We really should extend the new spirit of cooperation to all the other losers who have wasted our time in the past whining about progress. We could really make Netscape the default browser, presuming we could still find a codebase that actually compiles.  Of course we couldn't actually run Netscape because there wouldn't be a GUI; a necessary concession to Apple's former legal response to Microsoft competition.  I'd even remove the file system because the excellent minds at Samba couldn't reverse engineer it correctly.  I hope you understand that I am really going out of my way to please everyone here. 

There you have it, every legislator's dream: a completely unobjectionable version of windows and office.  I think I will assist this effort by providing the entire, compilable source code, absolutely copyright and royalty free.

#include <stdio.h>

void main () {
    // printf("Hello World!");
    printf("Windows Vista L Edition Version 6.0.0.1");
    printf("C:\");
}
John Melville, MD wrote:

#include <stdio.h>

void main () {
    // printf("Hello World!");
    printf("Windows Vista L Edition Version 6.0.0.1");
    printf("C:\");
}


This won't compile.
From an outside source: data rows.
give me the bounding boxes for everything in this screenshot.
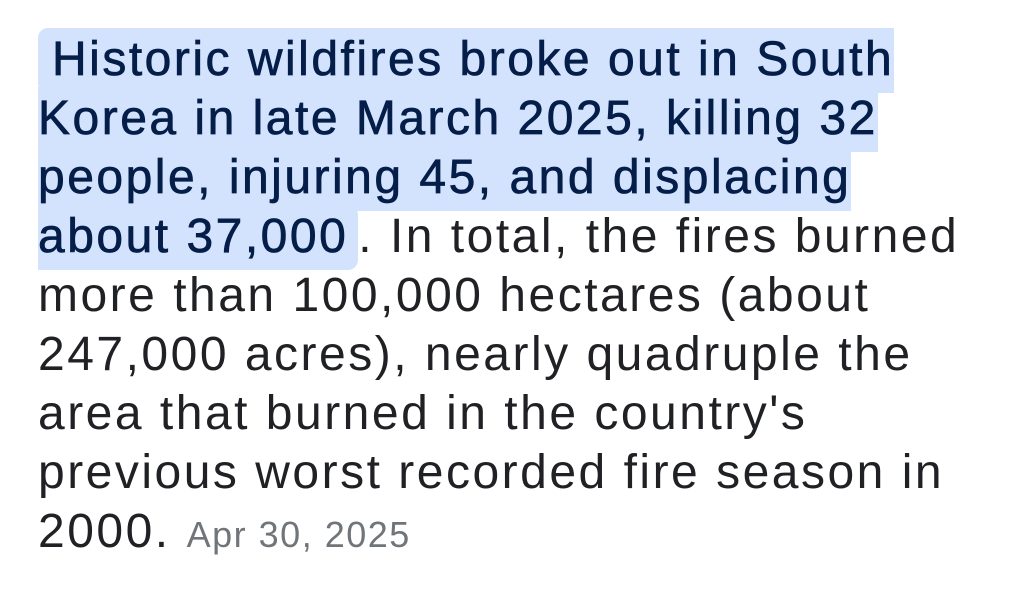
- answer-rest-text: . In total, the fires burned more than 1…: [38, 210, 960, 558]
- answer-date: Apr 30, 2025: [186, 514, 411, 555]
- highlighted-answer-text: Historic wildfires broke out in South Ko…: [38, 28, 895, 270]
- answer-paragraph: Historic wildfires broke out in South Ko…: [38, 28, 972, 564]
- answer-snippet: Historic wildfires broke out in South Ko…: [38, 28, 972, 564]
And  it should be int main( int  argc, char *argv[])
W3bbo
W3bbo
The Master of Baiters
Rossj wrote:
This won't compile. And  it should be int main( int  argc, char *argv[])


You can have an int main without arguments.
W3bbo wrote:

Rossj wrote:This won't compile. And  it should be int main( int  argc, char *argv[])
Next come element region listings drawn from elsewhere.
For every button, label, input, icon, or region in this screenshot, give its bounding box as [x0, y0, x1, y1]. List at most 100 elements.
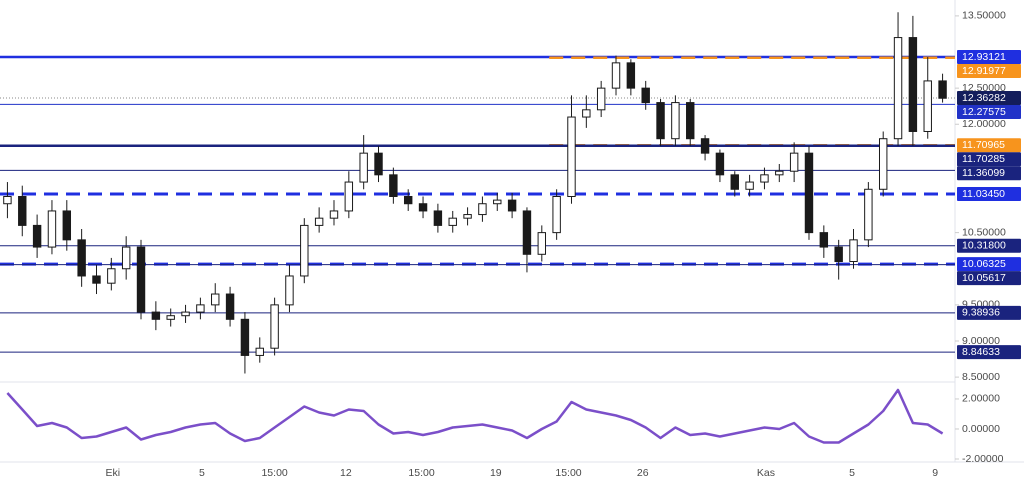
candle-body — [626, 62, 636, 89]
candle-body — [537, 232, 547, 255]
y-tick-label: 8.50000 — [962, 371, 1000, 383]
candle-body — [789, 152, 799, 172]
level-label-bg — [957, 105, 1021, 120]
candle-body — [270, 304, 279, 349]
level-label: 9.38936 — [962, 307, 1000, 319]
level-label-bg — [957, 63, 1021, 78]
x-tick-label: Eki — [106, 467, 121, 479]
level-label-bg — [957, 152, 1021, 167]
candle-body — [596, 87, 606, 111]
candle-body — [32, 224, 42, 248]
level-label-bg — [957, 238, 1021, 253]
candle-body — [522, 210, 532, 255]
candle-body — [864, 188, 873, 241]
candle-body — [92, 275, 101, 284]
candle-body — [493, 199, 502, 205]
level-label-bg — [957, 305, 1021, 320]
level-label-bg — [957, 49, 1021, 64]
level-label-bg — [957, 271, 1021, 286]
x-tick-label: 5 — [199, 467, 205, 479]
level-label-bg — [957, 257, 1021, 272]
osc-y-tick-label: 0.00000 — [962, 423, 1000, 435]
level-label: 10.31800 — [962, 240, 1006, 252]
candle-body — [641, 87, 650, 104]
level-label: 11.70285 — [962, 153, 1005, 165]
candle-body — [240, 318, 250, 356]
candle-body — [136, 246, 146, 313]
candle-body — [878, 138, 888, 190]
x-tick-label: 26 — [637, 467, 649, 479]
candle-body — [359, 152, 368, 183]
candle-body — [107, 268, 116, 284]
y-tick-label: 12.00000 — [962, 118, 1006, 130]
candle-body — [611, 62, 621, 89]
candle-body — [938, 80, 947, 99]
level-label-bg — [957, 91, 1021, 106]
candle-body — [329, 210, 339, 219]
candle-body — [344, 181, 354, 212]
candle-body — [893, 37, 903, 140]
y-tick-label: 12.50000 — [962, 82, 1006, 94]
candle-body — [166, 315, 175, 320]
x-tick-label: 5 — [849, 467, 855, 479]
level-label-bg — [957, 166, 1021, 181]
axes: 13.5000012.5000012.0000010.500009.500009… — [106, 10, 1021, 479]
oscillator-line — [6, 388, 944, 444]
level-label: 12.91977 — [962, 65, 1006, 77]
candle-body — [47, 210, 57, 248]
candles — [3, 12, 947, 374]
candle-body — [507, 199, 517, 212]
candle-body — [463, 214, 472, 219]
level-label: 11.36099 — [962, 167, 1005, 179]
candle-body — [567, 116, 576, 198]
candle-body — [62, 210, 72, 241]
candle-body — [255, 347, 264, 356]
x-tick-label: 15:00 — [555, 467, 581, 479]
level-label-bg — [957, 187, 1021, 202]
candle-body — [923, 80, 932, 132]
candle-body — [211, 293, 220, 306]
candle-body — [285, 275, 294, 306]
candle-body — [181, 311, 190, 317]
candle-body — [715, 152, 725, 176]
candle-body — [18, 196, 27, 226]
level-label: 11.70965 — [962, 139, 1005, 151]
level-label: 10.05617 — [962, 272, 1006, 284]
level-label-bg — [957, 345, 1021, 360]
candle-body — [849, 239, 858, 263]
candle-body — [300, 224, 309, 277]
y-tick-label: 13.50000 — [962, 10, 1006, 22]
candle-body — [700, 138, 710, 154]
candle-body — [121, 246, 131, 270]
level-label: 12.27575 — [962, 106, 1006, 118]
x-tick-label: 9 — [932, 467, 938, 479]
x-tick-label: 19 — [490, 467, 502, 479]
x-tick-label: 12 — [340, 467, 352, 479]
candle-body — [374, 152, 383, 176]
candle-body — [151, 311, 161, 320]
candle-body — [745, 181, 754, 190]
level-label: 11.03450 — [962, 188, 1005, 200]
candle-body — [686, 102, 695, 140]
x-tick-label: 15:00 — [408, 467, 434, 479]
candle-body — [671, 102, 680, 140]
level-label: 12.93121 — [962, 51, 1006, 63]
candle-body — [3, 196, 12, 205]
candle-body — [478, 203, 487, 216]
level-label: 8.84633 — [962, 346, 1000, 358]
candle-body — [448, 217, 457, 226]
candle-body — [730, 174, 739, 190]
candle-body — [314, 217, 324, 226]
oscillator — [6, 388, 944, 444]
osc-y-tick-label: 2.00000 — [962, 393, 1000, 405]
osc-y-tick-label: -2.00000 — [962, 453, 1004, 465]
candle-body — [908, 37, 918, 132]
candle-body — [225, 293, 235, 320]
candle-body — [196, 304, 205, 313]
candle-body — [775, 170, 784, 176]
candle-body — [418, 203, 428, 212]
candle-body — [403, 196, 413, 205]
y-tick-label: 10.50000 — [962, 226, 1006, 238]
You can have an int main without arguments.


You're right, hardly as if he is going to pass command line args to it, and come to think of it, although the int return is the correct way of doing it, it is probably overkill as it is unlikely to actually return anything as there is nothing to return to.

As you can tell I was just being arsey, I seem to have woken up in a bad mood today.
W3bbo
W3bbo
The Master of Baiters
Rossj wrote:
as it is unlikely to actually return anything as there is nothing to return to.


Chapter 1 of any C/C++ programming manual says the returned integer is to report to the host OS the program's reason for ending (0 for normal, !0 for errors)

Rossj wrote:
As you can tell I was just being arsey, I seem to have woken up in a bad mood today.


Cheer up, it happens to all of us
Sven Groot
Sven Groot
My name has 9 letters. Coincidence? I think not...
Actually, it depends on whether it's C or C++. According to the C++ standard, void main() is illegal - main must always return int in C++. But the C standard says that main may be defined however the implementation wants it to be defined, so that makes void main legal in C, as long as your compiler supports it.

In C++, although main must have a return type of int, you can still omit the "return" statement at the end, in which case the return value is implicitly zero. This is said in section 3.6.1 of the ISO C++ standard: "If control reaches the end of main without encountering a return statement, the effect is that of executing return 0;"
W3bbo wrote:

Rossj wrote:as it is unlikely to actually return anything as there is nothing to return to.


Chapter 1 of any C/C++ programming manual says the returned integer is to report to the host OS the program's reason for ending (0 for normal, !0 for errors)


I know (and don't really need a lecture on C Smiley ), but it *is* the host OS with nothing to return to.

I know it was only a joke, and almost funny, but it does raise the question of how tightly coupled some of these apps are to the rest of Windows.  I can see the 'this app requires Windows' dependencies, but why might there be 'Windows requires this app' beyond user interaction reasons.